Particularly things like money transfer, which we have been doing now for nearly two years, it has made a huge impact on people’s lives.
People no longer have to travel miles and miles to take money to people to buy goods and services. They can send the money by phone and the goods and services will arrive.
Safaricom began a mobile banking service call M-PESA (which means “mobile money” in Swahili) a few years ago. This is a microfinancing service that allows anyone with a passport or national ID to transfer, withdraw, or deposit money. Users don’t need any kind of bank account, they simply need their mobile phones and then funds can easily be moved via SMS. This service has been tremendous for small businesses in Africa. It “has helped open opportunities for Kenyans and impacted many lives in many positive ways. M-PESA creates a feeling of comfort at the back of the mind of every Kenyan.”
Microfinancing has gone a long way to helping alleviate poverty. Muhammad Yunus, founder of the Grameen Bank, won the Nobel Peace Prize in 2006 for his work with microfinancing. Nobelprize.org summarizes Yunus’s work:
Banks in the traditional system have been reluctant to lend money to anyone unable to give some form or other of security. Grameen Bank, on the other hand, works on the assumption that even the poorest of the poor can manage their own financial affairs and development given suitable conditions. The instrument is microcredit: small long-term loans on easy terms.

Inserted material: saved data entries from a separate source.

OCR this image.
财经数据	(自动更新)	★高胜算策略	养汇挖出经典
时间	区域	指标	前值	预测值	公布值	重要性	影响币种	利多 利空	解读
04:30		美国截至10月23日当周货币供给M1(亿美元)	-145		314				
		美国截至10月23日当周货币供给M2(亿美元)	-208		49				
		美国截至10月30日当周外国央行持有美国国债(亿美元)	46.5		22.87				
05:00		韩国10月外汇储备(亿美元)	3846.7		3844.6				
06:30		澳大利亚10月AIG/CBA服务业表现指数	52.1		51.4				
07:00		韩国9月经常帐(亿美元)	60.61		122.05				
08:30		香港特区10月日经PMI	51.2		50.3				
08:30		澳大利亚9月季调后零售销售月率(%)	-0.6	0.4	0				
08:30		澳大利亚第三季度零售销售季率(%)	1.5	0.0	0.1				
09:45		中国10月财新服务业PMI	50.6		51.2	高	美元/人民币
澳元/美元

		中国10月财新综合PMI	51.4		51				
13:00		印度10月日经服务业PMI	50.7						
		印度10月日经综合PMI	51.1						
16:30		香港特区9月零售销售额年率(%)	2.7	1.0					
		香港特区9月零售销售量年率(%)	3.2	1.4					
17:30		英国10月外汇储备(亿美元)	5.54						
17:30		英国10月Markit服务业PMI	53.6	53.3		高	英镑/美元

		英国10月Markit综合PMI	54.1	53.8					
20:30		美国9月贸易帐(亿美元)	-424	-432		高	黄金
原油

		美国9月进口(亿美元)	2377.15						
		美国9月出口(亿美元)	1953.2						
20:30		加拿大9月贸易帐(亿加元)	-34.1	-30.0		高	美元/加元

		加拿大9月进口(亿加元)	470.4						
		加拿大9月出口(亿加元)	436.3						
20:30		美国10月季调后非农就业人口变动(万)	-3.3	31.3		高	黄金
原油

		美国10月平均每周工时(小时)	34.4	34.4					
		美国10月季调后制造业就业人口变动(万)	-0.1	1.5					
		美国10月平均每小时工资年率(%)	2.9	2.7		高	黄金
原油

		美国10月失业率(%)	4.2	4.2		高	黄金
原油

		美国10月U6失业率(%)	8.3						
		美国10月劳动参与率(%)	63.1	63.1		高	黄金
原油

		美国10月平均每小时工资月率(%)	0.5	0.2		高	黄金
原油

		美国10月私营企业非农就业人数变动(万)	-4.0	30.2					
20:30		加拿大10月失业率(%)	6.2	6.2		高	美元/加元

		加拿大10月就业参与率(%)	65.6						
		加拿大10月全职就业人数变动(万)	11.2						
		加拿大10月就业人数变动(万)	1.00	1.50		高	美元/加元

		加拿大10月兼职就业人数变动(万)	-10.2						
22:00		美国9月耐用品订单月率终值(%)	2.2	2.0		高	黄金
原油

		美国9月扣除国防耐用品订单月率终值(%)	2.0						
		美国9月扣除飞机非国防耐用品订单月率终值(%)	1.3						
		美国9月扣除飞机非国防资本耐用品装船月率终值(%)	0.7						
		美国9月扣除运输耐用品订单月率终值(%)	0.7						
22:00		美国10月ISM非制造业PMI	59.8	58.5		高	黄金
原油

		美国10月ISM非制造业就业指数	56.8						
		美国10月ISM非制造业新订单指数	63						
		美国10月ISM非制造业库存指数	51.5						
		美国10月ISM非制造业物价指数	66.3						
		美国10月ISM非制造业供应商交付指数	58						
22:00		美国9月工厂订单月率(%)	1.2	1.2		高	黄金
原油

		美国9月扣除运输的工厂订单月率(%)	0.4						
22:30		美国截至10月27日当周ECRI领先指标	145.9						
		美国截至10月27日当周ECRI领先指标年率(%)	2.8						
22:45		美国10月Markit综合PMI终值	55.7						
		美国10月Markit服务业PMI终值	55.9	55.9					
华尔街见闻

When Grameen Bank was awarded the Peace Prize in 2006, more than seven million borrowers had been granted such loans. The average amount borrowed was 100 dollars. The repayment percentage was very high. Over 95 per cent of the loans went to women or groups of women. Experience showed that that ensured the best security for the bank and the greatest beneficial effect for the borrowers’ families.
Yunus began his work in Bangladesh in 1983; he was “fueled by the belief that credit is a fundamental human right.” He says that he “saw how people suffered for tiny little money, and they had to go to the moneylender to borrow the money and get started with their life and whatever activities they are involved with.” Now microfinancing occurs, not just in Bangledash through Grameen Bank, but all over the world. Services like M-PESA and the ease of buying and using cell phones has made it even easier for people to utilize microfinancing, start new businesses, and full themselves out of poverty. For a more detailed explanation of microfinancing, check out PovertyCure’s Microfinance page.
It is certainly a terrible thing that there are almost three billion people in the world living without proper sanitation. Nevertheless, that does not mean it’s a bad thing that all but one billion people have a working cell phone. Hard working and creative individuals are bettering the lives of millions. Microfinancing coupled with mobile phone technology is providing countless opportunities for people living in poverty to better themselves and provide for their families.